On Thursday, Hollis posted a new photo of herself in a bathing suit with a #TBT message.
Hollis, who runs the popular lifestyle blog The Chic Site, posted the original photo while on vacation in Mexico. So when she found herself traveling in Cabo San Lucas, she felt inspired to share another beach photo.
The caption was exactly the same:
I have stretch marks and I wear a bikini. I have a belly that’s permanently flabby from carrying three giant babies and I wear a bikini. My belly button is saggy... (which is something I didn’t even know was possible before!!) and I wear a bikini. I wear a bikini because I’m proud of this body and every mark on it. Those marks prove that I was blessed enough to carry my babies and that flabby tummy means I worked hard to lose what weight I could. I wear a bikini because the only man who’s opinion matters knows what I went through to look this way. That same man says he’s never seen anything sexier than my body, marks and all. They aren’t scars ladies, they’re stripes and you’ve earned them. Flaunt that body with pride!

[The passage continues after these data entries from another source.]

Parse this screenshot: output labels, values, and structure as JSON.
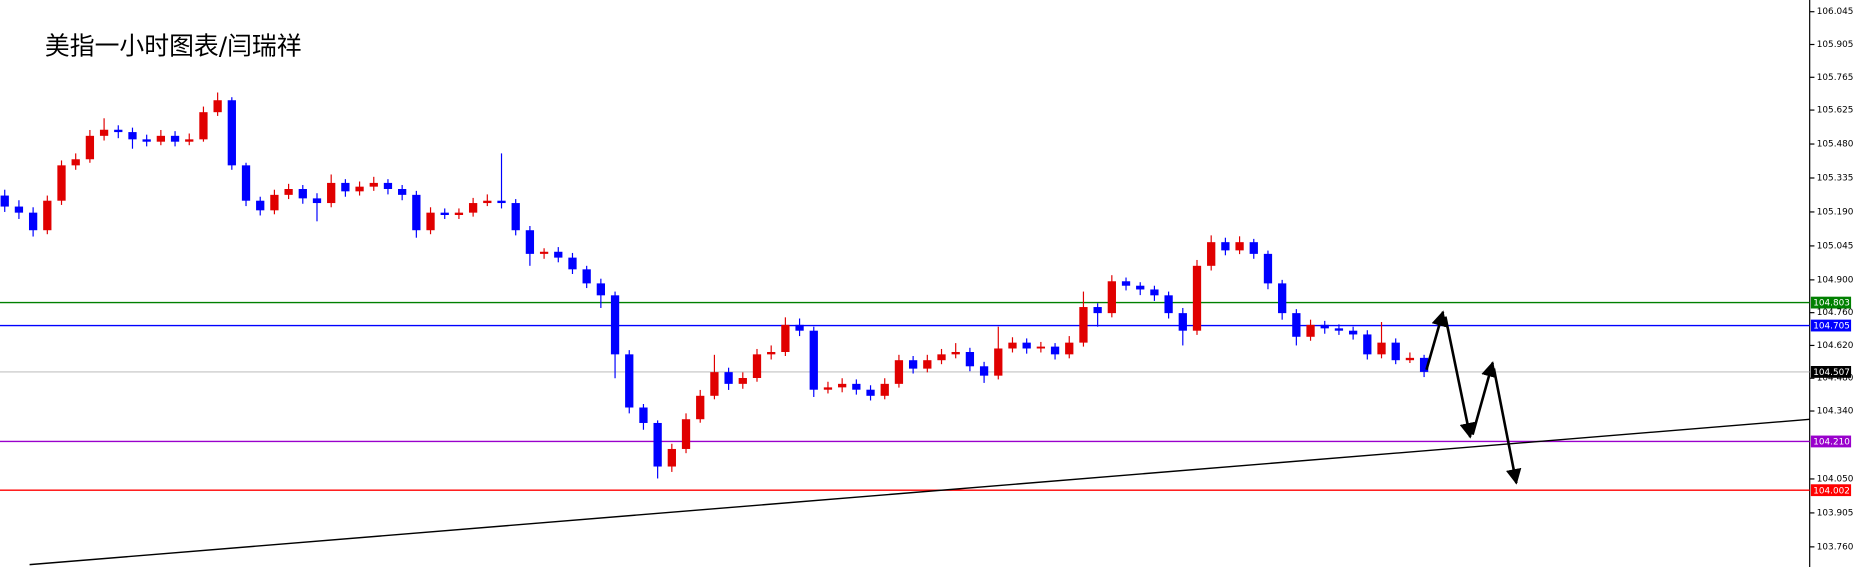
{
  "chart_data": {
    "type": "candlestick",
    "title": "美指一小时图表/闫瑞祥",
    "ylim": [
      103.674,
      106.095
    ],
    "yticks": [
      106.045,
      105.905,
      105.765,
      105.625,
      {
        "value": 105.48,
        "label": "105.480"
      },
      105.335,
      {
        "value": 105.19,
        "label": "105.190"
      },
      105.045,
      {
        "value": 104.9,
        "label": "104.900"
      },
      {
        "value": 104.76,
        "label": "104.760"
      },
      {
        "value": 104.62,
        "label": "104.620"
      },
      {
        "value": 104.48,
        "label": "104.480"
      },
      {
        "value": 104.34,
        "label": "104.340"
      },
      {
        "value": 104.05,
        "label": "104.050"
      },
      103.905,
      {
        "value": 103.76,
        "label": "103.760"
      }
    ],
    "up_color": "#e00000",
    "down_color": "#0000ff",
    "levels": [
      {
        "value": 104.803,
        "color": "#008000"
      },
      {
        "value": 104.705,
        "color": "#0000ff"
      },
      {
        "value": 104.507,
        "color": "#000000"
      },
      {
        "value": 104.21,
        "label": "104.210",
        "color": "#9900cc"
      },
      {
        "value": 104.002,
        "color": "#ff0000"
      }
    ],
    "ohlc": [
      [
        105.26,
        105.285,
        105.19,
        105.213
      ],
      [
        105.213,
        105.24,
        105.16,
        105.187
      ],
      [
        105.187,
        105.21,
        105.085,
        105.112
      ],
      [
        105.112,
        105.26,
        105.095,
        105.238
      ],
      [
        105.238,
        105.41,
        105.22,
        105.389
      ],
      [
        105.389,
        105.44,
        105.37,
        105.415
      ],
      [
        105.415,
        105.54,
        105.4,
        105.515
      ],
      [
        105.515,
        105.59,
        105.495,
        105.541
      ],
      [
        105.541,
        105.56,
        105.505,
        105.531
      ],
      [
        105.531,
        105.55,
        105.46,
        105.5
      ],
      [
        105.5,
        105.52,
        105.47,
        105.49
      ],
      [
        105.49,
        105.54,
        105.475,
        105.515
      ],
      [
        105.515,
        105.535,
        105.47,
        105.49
      ],
      [
        105.49,
        105.525,
        105.475,
        105.5
      ],
      [
        105.5,
        105.64,
        105.49,
        105.616
      ],
      [
        105.616,
        105.7,
        105.6,
        105.667
      ],
      [
        105.667,
        105.68,
        105.37,
        105.389
      ],
      [
        105.389,
        105.4,
        105.215,
        105.238
      ],
      [
        105.238,
        105.255,
        105.175,
        105.197
      ],
      [
        105.197,
        105.285,
        105.18,
        105.263
      ],
      [
        105.263,
        105.31,
        105.245,
        105.288
      ],
      [
        105.288,
        105.305,
        105.225,
        105.248
      ],
      [
        105.248,
        105.27,
        105.15,
        105.228
      ],
      [
        105.228,
        105.35,
        105.21,
        105.314
      ],
      [
        105.314,
        105.33,
        105.255,
        105.278
      ],
      [
        105.278,
        105.32,
        105.26,
        105.298
      ],
      [
        105.298,
        105.34,
        105.28,
        105.314
      ],
      [
        105.314,
        105.33,
        105.265,
        105.288
      ],
      [
        105.288,
        105.305,
        105.24,
        105.263
      ],
      [
        105.263,
        105.28,
        105.08,
        105.112
      ],
      [
        105.112,
        105.21,
        105.095,
        105.187
      ],
      [
        105.187,
        105.205,
        105.16,
        105.177
      ],
      [
        105.177,
        105.205,
        105.16,
        105.187
      ],
      [
        105.187,
        105.25,
        105.17,
        105.228
      ],
      [
        105.228,
        105.265,
        105.215,
        105.238
      ],
      [
        105.238,
        105.44,
        105.205,
        105.228
      ],
      [
        105.228,
        105.245,
        105.09,
        105.112
      ],
      [
        105.112,
        105.13,
        104.96,
        105.011
      ],
      [
        105.011,
        105.035,
        104.99,
        105.02
      ],
      [
        105.02,
        105.04,
        104.975,
        104.995
      ],
      [
        104.995,
        105.015,
        104.925,
        104.945
      ],
      [
        104.945,
        104.96,
        104.865,
        104.885
      ],
      [
        104.885,
        104.905,
        104.78,
        104.834
      ],
      [
        104.834,
        104.85,
        104.48,
        104.582
      ],
      [
        104.582,
        104.6,
        104.33,
        104.355
      ],
      [
        104.355,
        104.37,
        104.26,
        104.289
      ],
      [
        104.289,
        104.3,
        104.052,
        104.103
      ],
      [
        104.103,
        104.2,
        104.08,
        104.178
      ],
      [
        104.178,
        104.33,
        104.16,
        104.305
      ],
      [
        104.305,
        104.43,
        104.29,
        104.405
      ],
      [
        104.405,
        104.58,
        104.39,
        104.506
      ],
      [
        104.506,
        104.525,
        104.43,
        104.456
      ],
      [
        104.456,
        104.505,
        104.435,
        104.481
      ],
      [
        104.481,
        104.605,
        104.465,
        104.582
      ],
      [
        104.582,
        104.62,
        104.56,
        104.592
      ],
      [
        104.592,
        104.74,
        104.575,
        104.708
      ],
      [
        104.708,
        104.735,
        104.66,
        104.683
      ],
      [
        104.683,
        104.7,
        104.4,
        104.431
      ],
      [
        104.431,
        104.465,
        104.415,
        104.441
      ],
      [
        104.441,
        104.48,
        104.42,
        104.456
      ],
      [
        104.456,
        104.475,
        104.41,
        104.431
      ],
      [
        104.431,
        104.45,
        104.385,
        104.405
      ],
      [
        104.405,
        104.48,
        104.39,
        104.456
      ],
      [
        104.456,
        104.58,
        104.44,
        104.557
      ],
      [
        104.557,
        104.575,
        104.5,
        104.521
      ],
      [
        104.521,
        104.58,
        104.505,
        104.557
      ],
      [
        104.557,
        104.605,
        104.54,
        104.582
      ],
      [
        104.582,
        104.63,
        104.565,
        104.592
      ],
      [
        104.592,
        104.61,
        104.51,
        104.531
      ],
      [
        104.531,
        104.55,
        104.46,
        104.491
      ],
      [
        104.491,
        104.7,
        104.475,
        104.607
      ],
      [
        104.607,
        104.655,
        104.59,
        104.632
      ],
      [
        104.632,
        104.65,
        104.585,
        104.607
      ],
      [
        104.607,
        104.635,
        104.59,
        104.615
      ],
      [
        104.615,
        104.63,
        104.56,
        104.582
      ],
      [
        104.582,
        104.66,
        104.565,
        104.632
      ],
      [
        104.632,
        104.85,
        104.615,
        104.784
      ],
      [
        104.784,
        104.8,
        104.7,
        104.758
      ],
      [
        104.758,
        104.92,
        104.74,
        104.894
      ],
      [
        104.894,
        104.91,
        104.855,
        104.875
      ],
      [
        104.875,
        104.89,
        104.835,
        104.859
      ],
      [
        104.859,
        104.875,
        104.81,
        104.834
      ],
      [
        104.834,
        104.85,
        104.735,
        104.758
      ],
      [
        104.758,
        104.78,
        104.62,
        104.683
      ],
      [
        104.683,
        104.985,
        104.665,
        104.96
      ],
      [
        104.96,
        105.09,
        104.94,
        105.061
      ],
      [
        105.061,
        105.08,
        105.005,
        105.026
      ],
      [
        105.026,
        105.086,
        105.01,
        105.061
      ],
      [
        105.061,
        105.075,
        104.99,
        105.011
      ],
      [
        105.011,
        105.025,
        104.86,
        104.885
      ],
      [
        104.885,
        104.9,
        104.73,
        104.758
      ],
      [
        104.758,
        104.775,
        104.62,
        104.657
      ],
      [
        104.657,
        104.73,
        104.64,
        104.708
      ],
      [
        104.708,
        104.725,
        104.67,
        104.693
      ],
      [
        104.693,
        104.71,
        104.665,
        104.683
      ],
      [
        104.683,
        104.7,
        104.645,
        104.667
      ],
      [
        104.667,
        104.685,
        104.56,
        104.582
      ],
      [
        104.582,
        104.72,
        104.565,
        104.632
      ],
      [
        104.632,
        104.65,
        104.54,
        104.557
      ],
      [
        104.557,
        104.59,
        104.545,
        104.567
      ],
      [
        104.567,
        104.58,
        104.485,
        104.507
      ]
    ]
  }
}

The mom’s original post has received nearly 500,000 likes. Her second iteration is also resonating with parents and has reached over 25,000 likes and counting.
Hollis told The Huffington Post she hopes her post gives women a sense of encouragement about their own bodies. Citing the pressure moms in particular face, she explained, “There is the long list of things the media tells us we’re all supposed to aspire to: size zero, toned muscles, shiny hair, white teeth, Pinterest perfect houses and clothes ... and you need to pull all of this off while raising perfect children. It’s an impossibility.”
She continued, “More than that, its an extremely detrimental message because so many women believe that achieving those things is what will make them happy. When they don’t measure up in one (or all) of those ways, they begin to berate themselves and it becomes a never-ending cycle of negative self talk.”
Hollis wants women to feel empowered by her pride for her body, which doesn’t stem from what it looks like but rather what it has done for her. “My body has grown three beautiful babies and then found the strength to push them into the world,” she said.
“My body as carried me through marathons and held me up through seasons of trauma. My body has been every size and shape and through it all it has remained strong and powerful,” she added.
Ultimately, the mom feels fortunate that her body has “never failed” her ― a gift which so many other people don’t have.
“So I refuse to beat up my body for being something it’s not,” said Hollis. “And I refuse to hide it away because it doesn’t fit someone else’s ideal.”